The feud first erupted last week after Iranian protesters stormed the Saudi embassy in response to the execution of Nimr al-Nimr, a Shia religious leader in Riyadh. The incident set off a series of tit-for-tat diplomatic and economic reprisals.
Speaking from Cairo on Sunday, Adel al-Jubeir, Saudi Arabia’s foreign minister, renewed the Saudi accusation that Iran was interfering in Arab affairs and instigating “sectarian strife” in the region.
Iran responded by accusing Saudi warplanes of bombing its embassy in Yemen and that Riyadh was using the row to hurt peace talks in Syria.

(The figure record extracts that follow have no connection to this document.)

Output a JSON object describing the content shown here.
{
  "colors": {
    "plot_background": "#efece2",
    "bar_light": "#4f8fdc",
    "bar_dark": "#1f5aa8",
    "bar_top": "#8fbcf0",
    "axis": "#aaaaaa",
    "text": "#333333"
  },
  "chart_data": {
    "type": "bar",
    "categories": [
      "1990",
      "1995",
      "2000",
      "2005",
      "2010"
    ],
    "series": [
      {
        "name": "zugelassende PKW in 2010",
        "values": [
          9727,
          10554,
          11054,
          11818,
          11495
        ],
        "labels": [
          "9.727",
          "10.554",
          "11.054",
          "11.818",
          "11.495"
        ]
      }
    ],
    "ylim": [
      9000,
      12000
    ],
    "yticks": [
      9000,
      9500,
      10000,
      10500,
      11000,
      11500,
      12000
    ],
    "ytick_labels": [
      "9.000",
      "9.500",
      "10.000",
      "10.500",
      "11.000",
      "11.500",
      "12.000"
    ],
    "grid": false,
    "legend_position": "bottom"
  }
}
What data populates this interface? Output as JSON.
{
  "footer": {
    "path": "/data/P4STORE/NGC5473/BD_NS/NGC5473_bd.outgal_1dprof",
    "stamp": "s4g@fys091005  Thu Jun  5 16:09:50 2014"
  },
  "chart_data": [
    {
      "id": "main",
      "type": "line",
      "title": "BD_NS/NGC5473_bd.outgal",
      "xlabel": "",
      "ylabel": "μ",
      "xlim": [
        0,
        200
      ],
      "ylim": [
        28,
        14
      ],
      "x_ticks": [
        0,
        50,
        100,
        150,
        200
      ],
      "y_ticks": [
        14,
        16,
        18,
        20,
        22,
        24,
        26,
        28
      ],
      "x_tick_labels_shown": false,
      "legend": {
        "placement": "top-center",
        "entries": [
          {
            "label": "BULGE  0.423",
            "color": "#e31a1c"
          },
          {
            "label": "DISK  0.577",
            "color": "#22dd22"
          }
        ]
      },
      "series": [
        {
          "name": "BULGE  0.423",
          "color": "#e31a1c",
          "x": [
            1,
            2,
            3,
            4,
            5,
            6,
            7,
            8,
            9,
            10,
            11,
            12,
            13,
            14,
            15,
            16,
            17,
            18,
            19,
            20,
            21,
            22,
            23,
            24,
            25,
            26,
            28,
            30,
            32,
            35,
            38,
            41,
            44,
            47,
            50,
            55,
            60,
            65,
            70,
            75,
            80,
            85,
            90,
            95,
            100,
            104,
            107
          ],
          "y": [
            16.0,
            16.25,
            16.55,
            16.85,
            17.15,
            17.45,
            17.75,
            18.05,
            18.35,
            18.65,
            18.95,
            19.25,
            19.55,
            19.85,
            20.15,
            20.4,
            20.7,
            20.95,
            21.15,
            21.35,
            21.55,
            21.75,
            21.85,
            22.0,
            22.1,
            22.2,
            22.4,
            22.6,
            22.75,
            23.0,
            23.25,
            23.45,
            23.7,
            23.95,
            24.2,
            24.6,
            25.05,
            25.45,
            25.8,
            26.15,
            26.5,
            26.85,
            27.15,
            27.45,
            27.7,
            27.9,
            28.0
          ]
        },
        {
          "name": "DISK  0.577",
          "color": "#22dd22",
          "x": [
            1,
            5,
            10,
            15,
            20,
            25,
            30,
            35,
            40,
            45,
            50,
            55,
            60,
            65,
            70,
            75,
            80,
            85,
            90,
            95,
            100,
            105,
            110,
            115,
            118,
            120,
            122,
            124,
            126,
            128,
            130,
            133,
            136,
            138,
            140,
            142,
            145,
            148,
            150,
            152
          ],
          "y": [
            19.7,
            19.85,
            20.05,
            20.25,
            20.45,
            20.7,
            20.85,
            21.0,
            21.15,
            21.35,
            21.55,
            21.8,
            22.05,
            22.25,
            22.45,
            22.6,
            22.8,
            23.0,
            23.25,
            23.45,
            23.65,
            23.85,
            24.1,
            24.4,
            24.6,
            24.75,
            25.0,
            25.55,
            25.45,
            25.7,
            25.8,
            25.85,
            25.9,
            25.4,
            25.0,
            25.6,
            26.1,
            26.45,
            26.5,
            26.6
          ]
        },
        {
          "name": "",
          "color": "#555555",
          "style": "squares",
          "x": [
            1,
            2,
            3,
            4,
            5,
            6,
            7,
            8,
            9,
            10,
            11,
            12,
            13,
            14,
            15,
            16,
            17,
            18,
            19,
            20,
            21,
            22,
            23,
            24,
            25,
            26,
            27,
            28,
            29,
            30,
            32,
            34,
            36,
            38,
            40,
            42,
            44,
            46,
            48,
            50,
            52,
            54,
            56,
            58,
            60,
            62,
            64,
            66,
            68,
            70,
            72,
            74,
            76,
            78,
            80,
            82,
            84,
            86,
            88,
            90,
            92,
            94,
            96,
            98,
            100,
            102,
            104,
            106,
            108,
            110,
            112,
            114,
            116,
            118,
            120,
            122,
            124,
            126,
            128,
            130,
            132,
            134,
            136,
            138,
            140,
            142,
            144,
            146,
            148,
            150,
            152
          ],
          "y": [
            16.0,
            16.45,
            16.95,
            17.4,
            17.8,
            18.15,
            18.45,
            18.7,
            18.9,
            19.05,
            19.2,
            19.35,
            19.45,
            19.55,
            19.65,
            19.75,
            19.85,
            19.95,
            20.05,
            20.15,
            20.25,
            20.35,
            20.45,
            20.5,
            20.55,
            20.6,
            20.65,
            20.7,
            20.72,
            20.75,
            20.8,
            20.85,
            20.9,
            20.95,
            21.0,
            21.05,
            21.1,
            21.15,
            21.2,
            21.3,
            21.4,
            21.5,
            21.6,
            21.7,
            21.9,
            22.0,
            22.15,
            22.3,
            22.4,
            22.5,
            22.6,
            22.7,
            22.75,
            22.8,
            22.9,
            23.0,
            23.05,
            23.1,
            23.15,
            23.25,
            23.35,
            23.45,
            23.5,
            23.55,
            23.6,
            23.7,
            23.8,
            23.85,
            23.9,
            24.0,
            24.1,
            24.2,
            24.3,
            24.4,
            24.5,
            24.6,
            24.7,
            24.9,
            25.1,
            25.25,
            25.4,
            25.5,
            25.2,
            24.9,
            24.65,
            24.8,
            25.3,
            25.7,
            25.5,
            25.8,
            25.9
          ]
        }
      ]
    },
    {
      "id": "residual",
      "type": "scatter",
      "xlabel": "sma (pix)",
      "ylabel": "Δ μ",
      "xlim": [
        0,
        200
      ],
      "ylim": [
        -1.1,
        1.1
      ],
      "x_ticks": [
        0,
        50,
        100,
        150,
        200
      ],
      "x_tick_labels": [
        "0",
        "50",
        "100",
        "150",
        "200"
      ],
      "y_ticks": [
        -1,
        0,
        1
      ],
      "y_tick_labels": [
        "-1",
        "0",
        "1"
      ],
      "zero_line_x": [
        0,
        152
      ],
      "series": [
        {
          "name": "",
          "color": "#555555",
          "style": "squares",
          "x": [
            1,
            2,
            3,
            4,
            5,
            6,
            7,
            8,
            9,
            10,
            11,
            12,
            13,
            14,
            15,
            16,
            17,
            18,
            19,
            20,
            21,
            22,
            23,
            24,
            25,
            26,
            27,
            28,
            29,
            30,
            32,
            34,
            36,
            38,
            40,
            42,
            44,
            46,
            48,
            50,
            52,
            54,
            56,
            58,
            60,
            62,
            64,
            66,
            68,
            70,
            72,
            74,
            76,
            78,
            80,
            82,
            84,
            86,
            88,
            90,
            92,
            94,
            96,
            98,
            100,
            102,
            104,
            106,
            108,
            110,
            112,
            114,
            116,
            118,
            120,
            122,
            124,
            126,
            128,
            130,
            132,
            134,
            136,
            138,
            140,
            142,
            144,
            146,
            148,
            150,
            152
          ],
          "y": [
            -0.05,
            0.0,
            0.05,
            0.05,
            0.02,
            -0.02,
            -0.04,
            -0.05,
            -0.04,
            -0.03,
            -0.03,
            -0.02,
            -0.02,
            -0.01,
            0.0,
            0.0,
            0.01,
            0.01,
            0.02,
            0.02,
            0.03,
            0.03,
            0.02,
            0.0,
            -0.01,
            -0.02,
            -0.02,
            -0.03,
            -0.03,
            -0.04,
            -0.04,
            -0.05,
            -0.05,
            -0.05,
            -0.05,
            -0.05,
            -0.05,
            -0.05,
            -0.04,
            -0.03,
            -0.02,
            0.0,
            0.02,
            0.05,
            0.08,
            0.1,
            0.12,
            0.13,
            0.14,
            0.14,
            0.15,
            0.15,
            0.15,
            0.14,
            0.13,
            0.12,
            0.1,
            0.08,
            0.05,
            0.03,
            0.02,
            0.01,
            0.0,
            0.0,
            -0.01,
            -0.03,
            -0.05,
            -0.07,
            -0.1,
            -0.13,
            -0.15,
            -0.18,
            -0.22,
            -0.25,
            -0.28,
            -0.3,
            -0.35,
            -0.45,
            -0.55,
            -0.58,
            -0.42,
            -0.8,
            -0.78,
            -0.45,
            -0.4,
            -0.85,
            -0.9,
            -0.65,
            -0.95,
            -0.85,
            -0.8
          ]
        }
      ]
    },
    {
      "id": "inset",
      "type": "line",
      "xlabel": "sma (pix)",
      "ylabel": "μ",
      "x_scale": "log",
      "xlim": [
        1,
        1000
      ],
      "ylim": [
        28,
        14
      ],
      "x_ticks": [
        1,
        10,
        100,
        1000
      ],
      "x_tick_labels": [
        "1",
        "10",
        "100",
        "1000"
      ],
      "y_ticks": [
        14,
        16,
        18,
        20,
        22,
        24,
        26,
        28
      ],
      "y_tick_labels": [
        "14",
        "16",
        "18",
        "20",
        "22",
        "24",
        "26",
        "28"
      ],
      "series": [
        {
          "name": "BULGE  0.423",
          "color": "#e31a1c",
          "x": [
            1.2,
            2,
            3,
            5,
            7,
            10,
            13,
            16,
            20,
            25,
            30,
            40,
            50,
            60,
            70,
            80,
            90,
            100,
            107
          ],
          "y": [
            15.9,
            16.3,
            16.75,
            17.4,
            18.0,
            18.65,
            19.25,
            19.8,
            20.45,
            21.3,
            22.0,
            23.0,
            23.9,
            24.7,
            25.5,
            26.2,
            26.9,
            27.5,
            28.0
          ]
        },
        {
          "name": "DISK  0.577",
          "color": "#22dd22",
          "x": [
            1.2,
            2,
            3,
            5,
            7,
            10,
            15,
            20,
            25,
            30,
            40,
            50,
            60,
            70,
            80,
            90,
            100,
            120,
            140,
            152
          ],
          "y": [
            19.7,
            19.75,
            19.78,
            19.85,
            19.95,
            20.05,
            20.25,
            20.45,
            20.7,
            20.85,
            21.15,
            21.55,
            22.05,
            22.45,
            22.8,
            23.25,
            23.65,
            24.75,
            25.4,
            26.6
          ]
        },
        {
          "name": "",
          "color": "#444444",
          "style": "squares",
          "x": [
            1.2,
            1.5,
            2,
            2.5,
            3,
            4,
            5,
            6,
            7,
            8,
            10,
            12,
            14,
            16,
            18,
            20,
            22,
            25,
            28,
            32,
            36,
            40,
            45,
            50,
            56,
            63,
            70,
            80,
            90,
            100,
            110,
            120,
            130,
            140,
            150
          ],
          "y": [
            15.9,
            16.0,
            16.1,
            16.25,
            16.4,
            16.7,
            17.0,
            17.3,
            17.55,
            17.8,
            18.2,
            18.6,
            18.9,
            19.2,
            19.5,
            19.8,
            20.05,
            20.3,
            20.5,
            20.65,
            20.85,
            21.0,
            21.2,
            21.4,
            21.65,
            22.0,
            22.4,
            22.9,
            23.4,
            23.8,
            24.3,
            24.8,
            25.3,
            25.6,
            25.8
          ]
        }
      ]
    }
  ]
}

 “The gap between Iran and Saudi Arabia is only getting wider by the day,” Saeid Golkar, an Iranian expert at the Chicago Council on Global Affairs, told Al Jazeera.
Golkar said the worsening situation “makes it more difficult for the two nations to establish rapprochement in the short term. It is unlikely that the two countries would engage in a direct armed conflict. Instead, they may resort to proxy wars in the region including in Yemen and Syria.”
In an interview with Al Jazeera’s Barbara Serra, Fawaz Gerges, head of the Middle East Studies at the London School of Economics, said that given the current diplomatic condition, he fears that conflict will continue in Syria and “nothing will come out” of the upcoming talks, where Saudi and Iran are also at odds.
The execution of Nimr fired up public opinion in Iran, despite the fact that he was only known to a few people in seminary schools before his execution.
“The Iranian people don’t like this challenge,” Masoud Lavasani, a journalist who fled Iran and is now based in Turkey, told Al Jazeera, referring to Nimr’s execution.